Things like this are even more prevalent on social networks. Where you will be asked to “click here to see this crazy video of you” or “click here to see (so so celebrity) in birthday suit. Many, out of excitement and/or curiosity, will rush to click. Subsequently, if it’s Twitter you are asked to input your username and password, while if it’s Facebook, the thing asks to connect to your account and post on your behalf. Of course,anything for a naked picture of Nicki Minaj:lol:
Truth is, you don’t get to see any naked picture,rather, within the hour your account is used to spam your friends and follower timelines and inboxes with same links asking them to click and do the same thing you did. People might start unfollowing you, and you wonder why.
These things happen to people almost daily on the internet. How do we prevent this? If already a victim, how can it be mitigated?
Patronize only legal sources.
The first precaution I recommend is, avoid downloading illegally whenever you can. There are always official sites for these files, and a quick Google search will most likely point you to a legitimate source for your file. That way you’re assured whatever you’re getting is legit, free of intrusive tricks designed to outwit you. Doing this also relieves you the stress of having to chose between multiple download buttons. The thing is, many of us, are just not willing to pay for official things.
Pay for your content.
Perhaps it is best to formulate the habit of paying for applications, content and services you get online. It drastically reduces the amount of advertisements and unwanted pop-ups you have to ignore. There is also the added benefit of paying to support these developers and online creators, motivating them to do more. Most good apps and services have a paid option, and free with ads option. It’s in your best interest to pay and enjoy it without ads.
Ignore shady external links.
Whenever you are on a social site such as Facebook or Twitter, you’ll see legitimate links to blogs and news sites, then, you’ll see links to sites with funny names.
How do you identify such links?
Often the social network itself may identify such a link as unsafe and advise you not to visit. It’s best to yield to this suggestion. If you navigate away from a social network to a site that asks for the password of the same social network you left, then it’s time to use your spider senses. Let’s say you click on a link from Twitter, but the link says you must “sign in” with your Twitter credentials before you can view the content of that link, RUN!!!.
If you won’t run, then check the URL in the address bar whether it begins with Twitter.com/xxx or xxx.twitter.com. If it begins with something else apart from the two examples above, RUN!!!.

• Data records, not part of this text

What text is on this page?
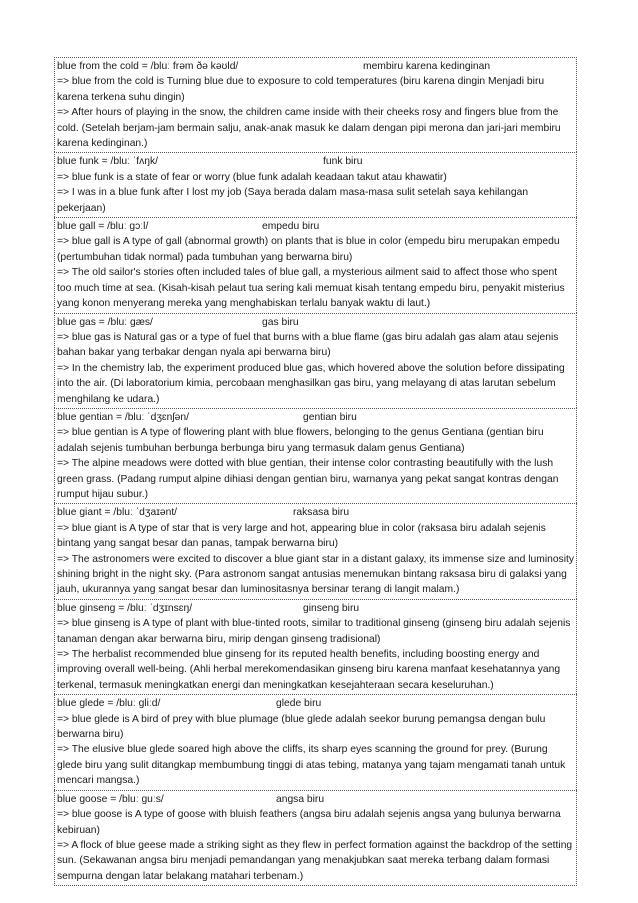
blue from the cold = /bluː frəm ðə kəʊld/	membiru karena kedinginan

=> blue from the cold is Turning blue due to exposure to cold temperatures (biru karena dingin Menjadi biru karena terkena suhu dingin)

=> After hours of playing in the snow, the children came inside with their cheeks rosy and fingers blue from the cold. (Setelah berjam-jam bermain salju, anak-anak masuk ke dalam dengan pipi merona dan jari-jari membiru karena kedinginan.)

blue funk = /bluː ˈfʌŋk/	funk biru

=> blue funk is a state of fear or worry (blue funk adalah keadaan takut atau khawatir)

=> I was in a blue funk after I lost my job (Saya berada dalam masa-masa sulit setelah saya kehilangan pekerjaan)

blue gall = /bluː ɡɔːl/	empedu biru

=> blue gall is A type of gall (abnormal growth) on plants that is blue in color (empedu biru merupakan empedu (pertumbuhan tidak normal) pada tumbuhan yang berwarna biru)

=> The old sailor's stories often included tales of blue gall, a mysterious ailment said to affect those who spent too much time at sea. (Kisah-kisah pelaut tua sering kali memuat kisah tentang empedu biru, penyakit misterius yang konon menyerang mereka yang menghabiskan terlalu banyak waktu di laut.)

blue gas = /bluː ɡæs/	gas biru

=> blue gas is Natural gas or a type of fuel that burns with a blue flame (gas biru adalah gas alam atau sejenis bahan bakar yang terbakar dengan nyala api berwarna biru)

=> In the chemistry lab, the experiment produced blue gas, which hovered above the solution before dissipating into the air. (Di laboratorium kimia, percobaan menghasilkan gas biru, yang melayang di atas larutan sebelum menghilang ke udara.)

blue gentian = /bluː ˈdʒɛnʃən/	gentian biru

=> blue gentian is A type of flowering plant with blue flowers, belonging to the genus Gentiana (gentian biru adalah sejenis tumbuhan berbunga berbunga biru yang termasuk dalam genus Gentiana)

=> The alpine meadows were dotted with blue gentian, their intense color contrasting beautifully with the lush green grass. (Padang rumput alpine dihiasi dengan gentian biru, warnanya yang pekat sangat kontras dengan rumput hijau subur.)

blue giant = /bluː ˈdʒaɪənt/	raksasa biru

=> blue giant is A type of star that is very large and hot, appearing blue in color (raksasa biru adalah sejenis bintang yang sangat besar dan panas, tampak berwarna biru)

=> The astronomers were excited to discover a blue giant star in a distant galaxy, its immense size and luminosity shining bright in the night sky. (Para astronom sangat antusias menemukan bintang raksasa biru di galaksi yang jauh, ukurannya yang sangat besar dan luminositasnya bersinar terang di langit malam.)

blue ginseng = /bluː ˈdʒɪnsɛŋ/	ginseng biru

=> blue ginseng is A type of plant with blue-tinted roots, similar to traditional ginseng (ginseng biru adalah sejenis tanaman dengan akar berwarna biru, mirip dengan ginseng tradisional)

=> The herbalist recommended blue ginseng for its reputed health benefits, including boosting energy and improving overall well-being. (Ahli herbal merekomendasikan ginseng biru karena manfaat kesehatannya yang terkenal, termasuk meningkatkan energi dan meningkatkan kesejahteraan secara keseluruhan.)

blue glede = /bluː ɡliːd/	glede biru

=> blue glede is A bird of prey with blue plumage (blue glede adalah seekor burung pemangsa dengan bulu berwarna biru)

=> The elusive blue glede soared high above the cliffs, its sharp eyes scanning the ground for prey. (Burung glede biru yang sulit ditangkap membumbung tinggi di atas tebing, matanya yang tajam mengamati tanah untuk mencari mangsa.)

blue goose = /bluː ɡuːs/	angsa biru

=> blue goose is A type of goose with bluish feathers (angsa biru adalah sejenis angsa yang bulunya berwarna kebiruan)

=> A flock of blue geese made a striking sight as they flew in perfect formation against the backdrop of the setting sun. (Sekawanan angsa biru menjadi pemandangan yang menakjubkan saat mereka terbang dalam formasi sempurna dengan latar belakang matahari terbenam.)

Help prevent the spread of such links.
When you see an account has been compromised, be it yours or someone else’s, the best advise is to change password. This disables further access to the account. Whenever such a link to naked Nicki Minaj is seen, forgive the person’s curiosity and advise him/her to change their account password. Then person should also go to Account settings and disable any third party app access that may have caused the advert pops.
Ads is turning into the life blood of the internet these days, and almost all serious websites with traffic, display ads to earn revenue. Among these ads, there can be malicious links and software we should be alert to, and always avoid.